On Tuesday, November 28, 2017, a set of thrusters aboard the Voyager 1 spacecraft successfully fired up for the first time since November 1980, after 37 years without use.
Voyager 1 is a space probe launched by NASA on September 5, 1977. Having operated for more than 40 years as of December 4, 2017, the spacecraft still communicates with the Deep Space Network to receive routine commands and return data. At a distance of 141 AUNotes 1 (2.11×1010 km), or approximately 13 billion miles (21 billion km) from the Sun as of November 22, 2017, it is NASA’s farthest and fastest spacecraft. It is also the only human-made object in interstellar space, within the environment between the stars.
Voyager 1 has already completed is primary mission (flybys of Jupiter, Saturn and Saturn’s large moon, Titan), on November 20, 1980, with the flyby of Saturn. On August 25, 2012, Voyager 1 became the first spacecraft to cross the heliopause and enter the interstellar medium.
Voyager 1 Thrusters
The Voyager 1 spacecraft relies on small devices called thrusters to orient itself so it can communicate with Earth. These thrusters fire in tiny pulses, or “puffs,”, like the ones you may have seen in the science-fiction movies and TV shows, which last mere milliseconds, to subtly rotate the spacecraft so that its antenna points at our planet.
Since 2014, engineers have noticed that the thrusters Voyager 1 has been using to orient the spacecraft, called “attitude control thrusters,” have been degrading. Over time, the thrusters require more puffs to give off the same amount of energy. It’s impossible to fix them or re-tune them, so the Voyager team assembled a group of propulsion experts at NASA’s Jet Propulsion Laboratory, Pasadena, California, to study the problem. Chris Jones, Robert Shotwell, Carl Guernsey and Todd Barber analyzed options and predicted how the spacecraft would respond in different scenarios. They agreed on an unusual solution: Try giving the job of orientation to a set of thrusters that had been asleep for 37 years.
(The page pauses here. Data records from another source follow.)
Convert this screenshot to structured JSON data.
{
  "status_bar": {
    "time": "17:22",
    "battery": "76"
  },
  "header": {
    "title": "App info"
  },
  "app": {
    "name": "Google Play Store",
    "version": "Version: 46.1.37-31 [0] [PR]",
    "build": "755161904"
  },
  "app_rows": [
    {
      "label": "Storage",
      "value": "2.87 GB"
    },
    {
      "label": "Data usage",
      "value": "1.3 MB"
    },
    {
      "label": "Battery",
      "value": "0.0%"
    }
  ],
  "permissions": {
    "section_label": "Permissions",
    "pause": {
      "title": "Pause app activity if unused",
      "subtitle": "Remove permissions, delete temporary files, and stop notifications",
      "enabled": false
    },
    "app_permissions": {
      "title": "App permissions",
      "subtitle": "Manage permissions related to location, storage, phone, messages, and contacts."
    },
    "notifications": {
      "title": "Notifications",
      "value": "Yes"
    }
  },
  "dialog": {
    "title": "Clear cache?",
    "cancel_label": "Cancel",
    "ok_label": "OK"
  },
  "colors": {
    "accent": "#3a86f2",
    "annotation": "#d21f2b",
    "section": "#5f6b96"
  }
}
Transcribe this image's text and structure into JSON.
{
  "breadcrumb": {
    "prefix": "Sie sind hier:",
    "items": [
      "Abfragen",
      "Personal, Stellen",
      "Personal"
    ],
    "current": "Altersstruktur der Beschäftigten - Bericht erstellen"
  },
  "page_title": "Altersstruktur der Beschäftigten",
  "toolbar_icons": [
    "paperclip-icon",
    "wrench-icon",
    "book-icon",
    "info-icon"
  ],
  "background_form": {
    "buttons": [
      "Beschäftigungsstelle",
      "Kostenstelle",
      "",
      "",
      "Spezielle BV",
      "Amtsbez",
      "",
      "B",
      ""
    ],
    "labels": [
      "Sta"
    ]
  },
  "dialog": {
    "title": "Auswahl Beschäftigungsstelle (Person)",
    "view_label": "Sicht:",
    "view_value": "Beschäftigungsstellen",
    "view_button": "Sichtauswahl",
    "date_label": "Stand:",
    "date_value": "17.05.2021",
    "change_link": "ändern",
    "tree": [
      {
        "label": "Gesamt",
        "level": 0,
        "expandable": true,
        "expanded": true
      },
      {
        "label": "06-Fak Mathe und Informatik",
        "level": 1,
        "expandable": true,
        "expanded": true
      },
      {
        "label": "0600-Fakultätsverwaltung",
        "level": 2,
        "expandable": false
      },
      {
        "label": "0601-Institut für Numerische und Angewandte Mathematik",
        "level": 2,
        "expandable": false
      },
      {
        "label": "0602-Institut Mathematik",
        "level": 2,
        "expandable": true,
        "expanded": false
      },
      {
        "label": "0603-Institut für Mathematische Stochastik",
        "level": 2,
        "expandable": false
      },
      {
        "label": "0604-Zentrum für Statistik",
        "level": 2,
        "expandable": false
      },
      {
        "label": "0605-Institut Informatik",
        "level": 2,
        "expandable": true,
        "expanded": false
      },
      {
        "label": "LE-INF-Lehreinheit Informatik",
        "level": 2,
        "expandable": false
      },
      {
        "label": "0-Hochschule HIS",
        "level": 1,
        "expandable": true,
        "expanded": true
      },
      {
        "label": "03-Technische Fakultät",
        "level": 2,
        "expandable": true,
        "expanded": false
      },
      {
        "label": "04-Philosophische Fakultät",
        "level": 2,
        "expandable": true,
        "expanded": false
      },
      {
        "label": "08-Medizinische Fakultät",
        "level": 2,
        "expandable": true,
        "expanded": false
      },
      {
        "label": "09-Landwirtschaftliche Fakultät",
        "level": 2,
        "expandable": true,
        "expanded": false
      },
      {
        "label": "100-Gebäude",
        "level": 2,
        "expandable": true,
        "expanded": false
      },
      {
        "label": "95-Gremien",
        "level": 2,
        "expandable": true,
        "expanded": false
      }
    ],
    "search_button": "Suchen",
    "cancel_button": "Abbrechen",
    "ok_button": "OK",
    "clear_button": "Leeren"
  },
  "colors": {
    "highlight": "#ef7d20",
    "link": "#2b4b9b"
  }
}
In the early days of the mission, Voyager 1 flew by Jupiter, Saturn, and important moons of each. To accurately fly by and point the spacecraft’s instruments at a smorgasbord of targets, engineers used “trajectory correction maneuver,” or TCM, thrusters that are identical in size and functionality to the attitude control thrusters, and are located on the back side of the spacecraft. But because Voyager 1’s last planetary encounter was Saturn, the Voyager team hadn’t needed to use the TCM thrusters since November 8, 1980. Back then, the TCM thrusters were used in a more continuous firing mode; they had never been used in the brief bursts necessary to orient the spacecraft.
All of Voyager’s thrusters were developed by Aerojet Rocketdyne. The same kind of thruster, called the MR-103, flew on other NASA spacecraft as well, such as Cassini and Dawn.
On Tuesday, Nov. 28, 2017, Voyager engineers fired up the four TCM thrusters for the first time in 37 years and tested their ability to orient the spacecraft using 10-millisecond pulses. The team waited eagerly as the test results traveled through space, taking 19 hours and 35 minutes to reach an antenna in Goldstone, California, that is part of NASA’s Deep Space Network.
On Wednesday, Nov. 29, the team learned that the TCM thrusters worked perfectly — and just as well as the attitude control thrusters.
The mission team will probably do a similar TCM test on Voyager 1’s twin spacecraft, Voyager 2 at some point, but that spacecraft’s attitude-control thrusters are in better shape than those of Voyager 1. The Voyager 2 probe had been launched two weeks earlier, on August 20, 1977. Despite being launched later, Voyager 1 reached both Jupiter and Saturn sooner, following a shorter trajectory. Voyager 2 is also on course to enter interstellar space, likely within the next few years.
Voyager 1’s extended mission is expected to continue until around 2025 when its radioisotope thermoelectric generators will no longer supply enough electric power to operate its scientific instruments.
In 1990, Voyager 1, took a photo of planet Earth from a record distance of about 6 billion kilometers (3.7 billion miles, 40 AU) from Earth. The photo known as the Pale Blue Dot.
- An Astronomical Unit (AU) is the average distance between Earth and the Sun, which is about 93 million miles or 150 million kilometers.